Die Dame von Exquisite Cook war bereits da und hatte sich an einem Tisch neben der Küchentür postiert, wo sie ofenfrische Kostproben anbot. Toni suchte sich eine strategisch günstige Ecke und verwies Nikki in eine andere. Nikki baute ihren Tisch auf und bestückte ihn mit Proben und Farbfächern. Erwartungsvoll sah sie sich um. Niemand beachtete sie. Gegenüber stand Toni hinter ihren Kerzen und lachte so herzlich, als wäre sie mit den blondierten Damen bestens befreundet. Jemand brachte Nikki ein Glas Wein, das sie sehr dankbar entgegennahm. Es hatte schon seine Gründe, dass Alkohol eine legale Droge war.
»Okay. Da waren also viele Blondinen, und man bot Ihnen Wein an?«, fasste der Detective zusammen, ohne sich des wahren Schreckens der Situation bewusst zu sein.
»Ja«, sagte Nikki. »Aber nur ganz wenig Wein. Ich habe darauf geachtet, nur ganz wenig zu trinken. Wenn ich trinke, mache ich nämlich dumme Sachen.«
Der Detective gab eine Art Grunzen von sich, das Nikki als Zustimmung wertete. Mit den Fingern fuhr sie über die zerkratzte Tischplatte. Unten links hatte jemand »Scheißbullen« eingeritzt.
»Und dann?«, fragte er.
Sein unwirscher Ton riss Nikki aus ihrer meditativen Betrachtung. Sie sah auf und versuchte sich daran zu erinnern, worüber sie gerade gesprochen hatten.
»Dann habe ich Typberatung gemacht«, sagte Nikki schaudernd.
Auf einmal hatten sich alle Blondinen um sie geschart, hatten gegackert und geglotzt, nach den Proben gegrabscht und alles ausprobiert. Weizenblonde Blondinen hatten Verpackungen aufgerissen, platinblonde Blondinen hatten Lippenstifte herumgehen lassen, Rouge und Puder lagen auf dem Boden verstreut - ein wahres Make-up-Massaker. Nikki hatte tatsächlich versucht, einige von ihnen zu beraten, aber die Frauen schienen ganz genau zu wissen, was sie wollten, und weil Toni ihr geraten hatte, allem zuzustimmen, tat sie genau das.
Und eigentlich waren die Frauen ja auch nett gewesen. Zumindest hatten sie nette Sachen gesagt.
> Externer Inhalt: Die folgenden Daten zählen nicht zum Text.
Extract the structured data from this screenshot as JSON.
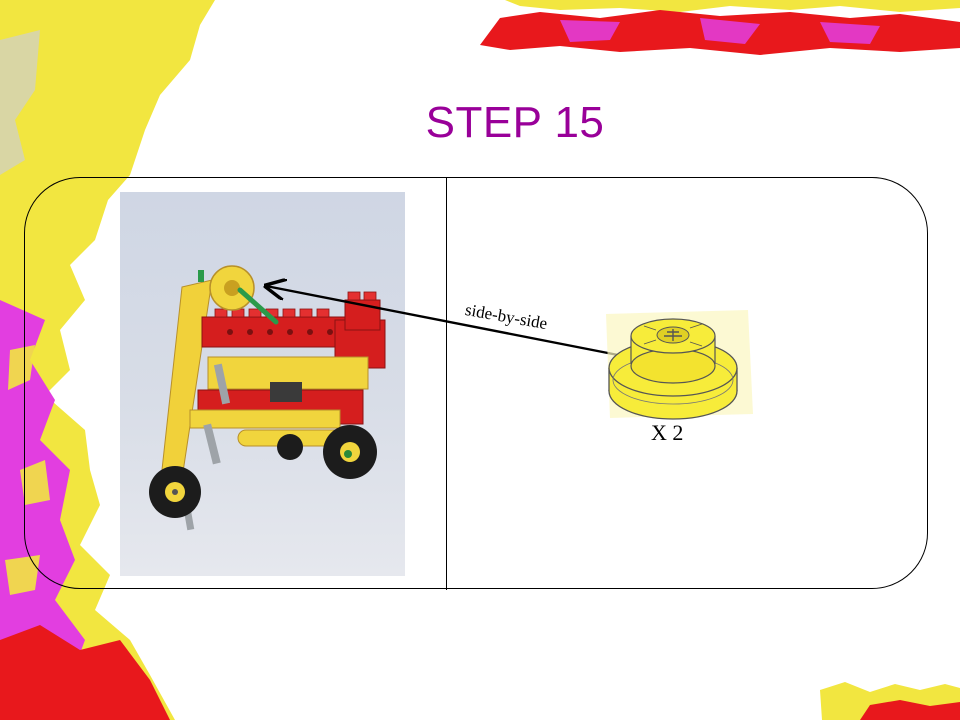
{
  "slide": {
    "title": "STEP 15",
    "connection_label": "side-by-side",
    "quantity_label": "X 2"
  },
  "colors": {
    "title": "#990099",
    "deco_yellow": "#f2e640",
    "deco_magenta": "#e23ee0",
    "deco_red": "#e8181c",
    "part_yellow": "#f7ec3a"
  },
  "icons": {
    "model_photo": "lego-tricycle-model",
    "part": "yellow-pulley-wheel"
  }
}
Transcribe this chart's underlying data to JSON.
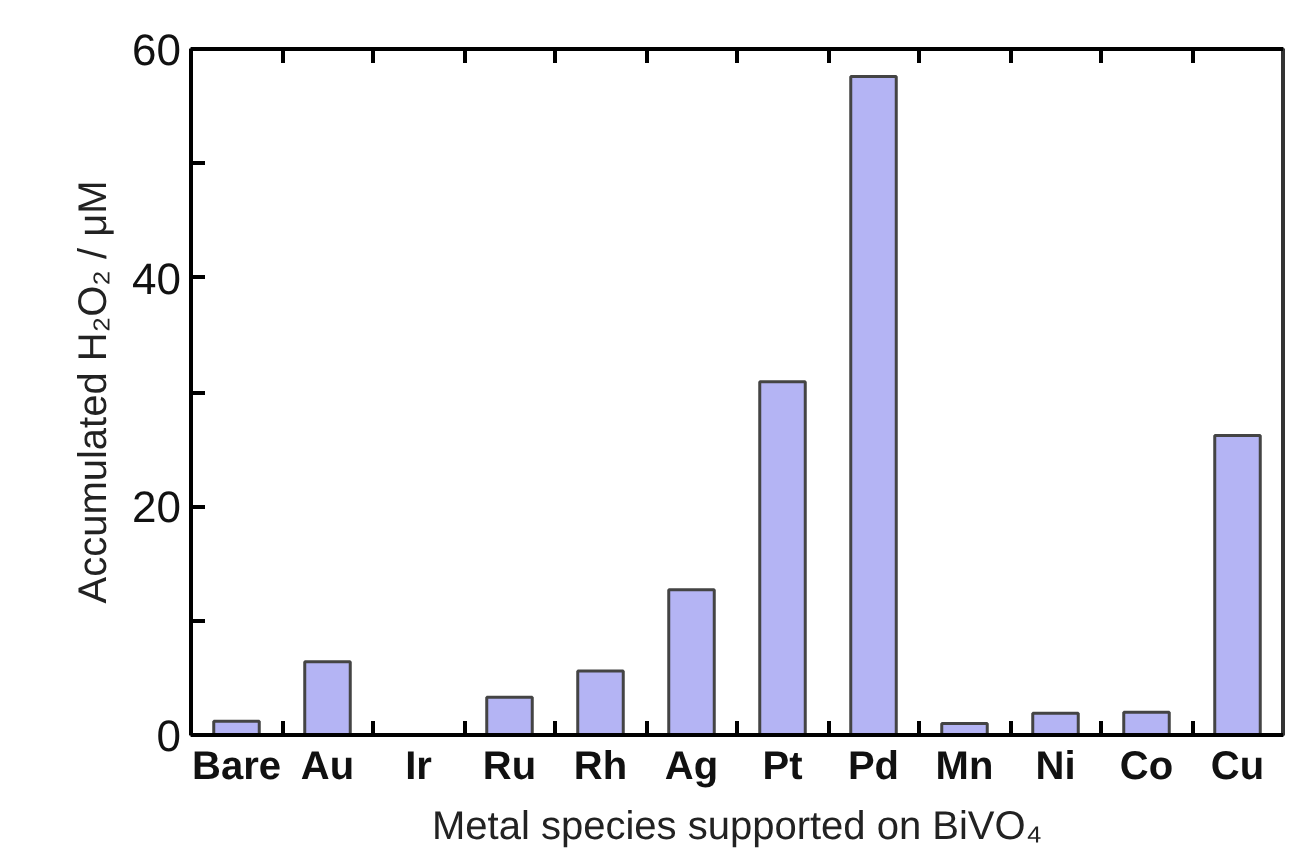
{
  "chart_data": {
    "type": "bar",
    "xlabel": "Metal species supported on BiVO₄",
    "ylabel": "Accumulated H₂O₂ / μM",
    "categories": [
      "Bare",
      "Au",
      "Ir",
      "Ru",
      "Rh",
      "Ag",
      "Pt",
      "Pd",
      "Mn",
      "Ni",
      "Co",
      "Cu"
    ],
    "values": [
      1.2,
      6.4,
      null,
      3.3,
      5.6,
      12.7,
      30.9,
      57.6,
      1.0,
      1.9,
      2.0,
      26.2
    ],
    "color": "#b4b4f4",
    "ylim": [
      0,
      60
    ],
    "yticks": [
      0,
      {
        "value": 10,
        "label": null
      },
      20,
      {
        "value": 30,
        "label": null
      },
      40,
      {
        "value": 50,
        "label": null
      },
      60
    ],
    "grid": false
  }
}
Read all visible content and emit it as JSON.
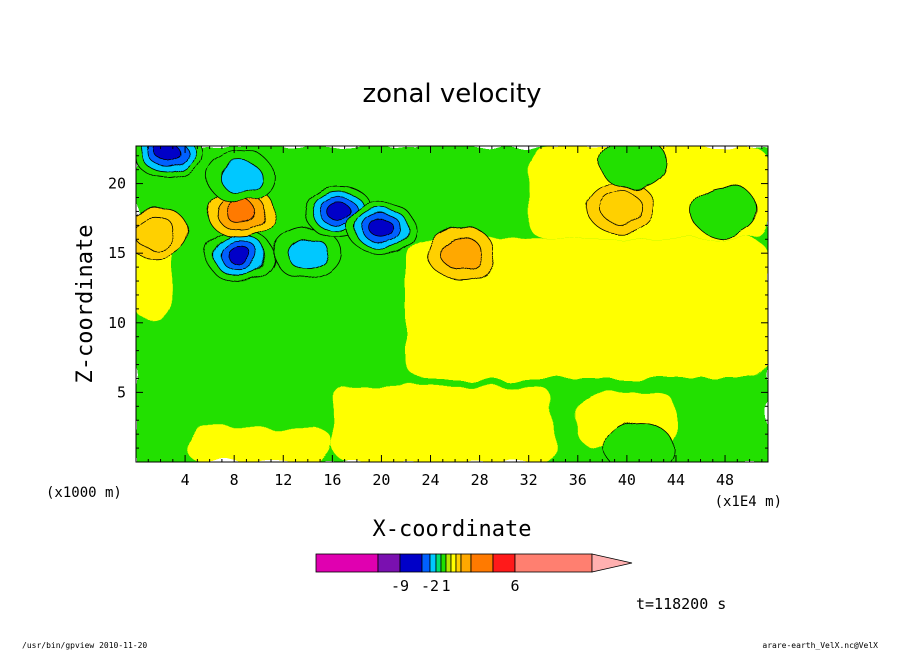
{
  "chart_data": {
    "type": "heatmap",
    "title": "zonal velocity",
    "xlabel": "X-coordinate",
    "ylabel": "Z-coordinate",
    "x_unit_left": "(x1000 m)",
    "x_unit_right": "(x1E4 m)",
    "xlim": [
      0,
      51.5
    ],
    "ylim": [
      0,
      22.7
    ],
    "x_ticks": [
      4,
      8,
      12,
      16,
      20,
      24,
      28,
      32,
      36,
      40,
      44,
      48
    ],
    "y_ticks": [
      5,
      10,
      15,
      20
    ],
    "colorbar": {
      "colors": [
        "#e000b0",
        "#7a10b0",
        "#0000c8",
        "#0060ff",
        "#00c8ff",
        "#00e070",
        "#20e000",
        "#b8e800",
        "#ffff00",
        "#ffd000",
        "#ffa800",
        "#ff7a00",
        "#ff1a1a",
        "#ff7f70",
        "#ffb0b0"
      ],
      "labels": [
        {
          "text": "-9",
          "value": -9
        },
        {
          "text": "-2",
          "value": -2
        },
        {
          "text": "1",
          "value": 1
        },
        {
          "text": "6",
          "value": 6
        }
      ]
    },
    "features": [
      {
        "x": 8.5,
        "z": 14.8,
        "value": -5
      },
      {
        "x": 14.0,
        "z": 15.0,
        "value": -3
      },
      {
        "x": 16.5,
        "z": 18.0,
        "value": -5
      },
      {
        "x": 20.0,
        "z": 16.8,
        "value": -5
      },
      {
        "x": 2.5,
        "z": 22.3,
        "value": -5
      },
      {
        "x": 8.5,
        "z": 18.0,
        "value": 4
      },
      {
        "x": 1.5,
        "z": 16.5,
        "value": 2
      },
      {
        "x": 26.5,
        "z": 15.0,
        "value": 3
      },
      {
        "x": 39.5,
        "z": 18.3,
        "value": 2
      },
      {
        "x": 41.0,
        "z": 1.0,
        "value": -1
      },
      {
        "x": 40.5,
        "z": 21.5,
        "value": -1
      },
      {
        "x": 48.0,
        "z": 18.0,
        "value": -1
      },
      {
        "x": 8.5,
        "z": 20.5,
        "value": -3
      }
    ]
  },
  "time_label": "t=118200 s",
  "footer_left": "/usr/bin/gpview   2010-11-20",
  "footer_right": "arare-earth_VelX.nc@VelX"
}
Wenngleich die Bemerkung über ihre Haare vielleicht doch eine subtile Beleidigung gewesen war. Und sie hatten Nikki dauernd »Schätzchen« genannt, als könnten sie sich ihren Namen nicht merken.
»Okay. Sie haben Ihre Proben ausprobiert und Sie Schätzchen genannt.« Der Detective kapierte es einfach nicht.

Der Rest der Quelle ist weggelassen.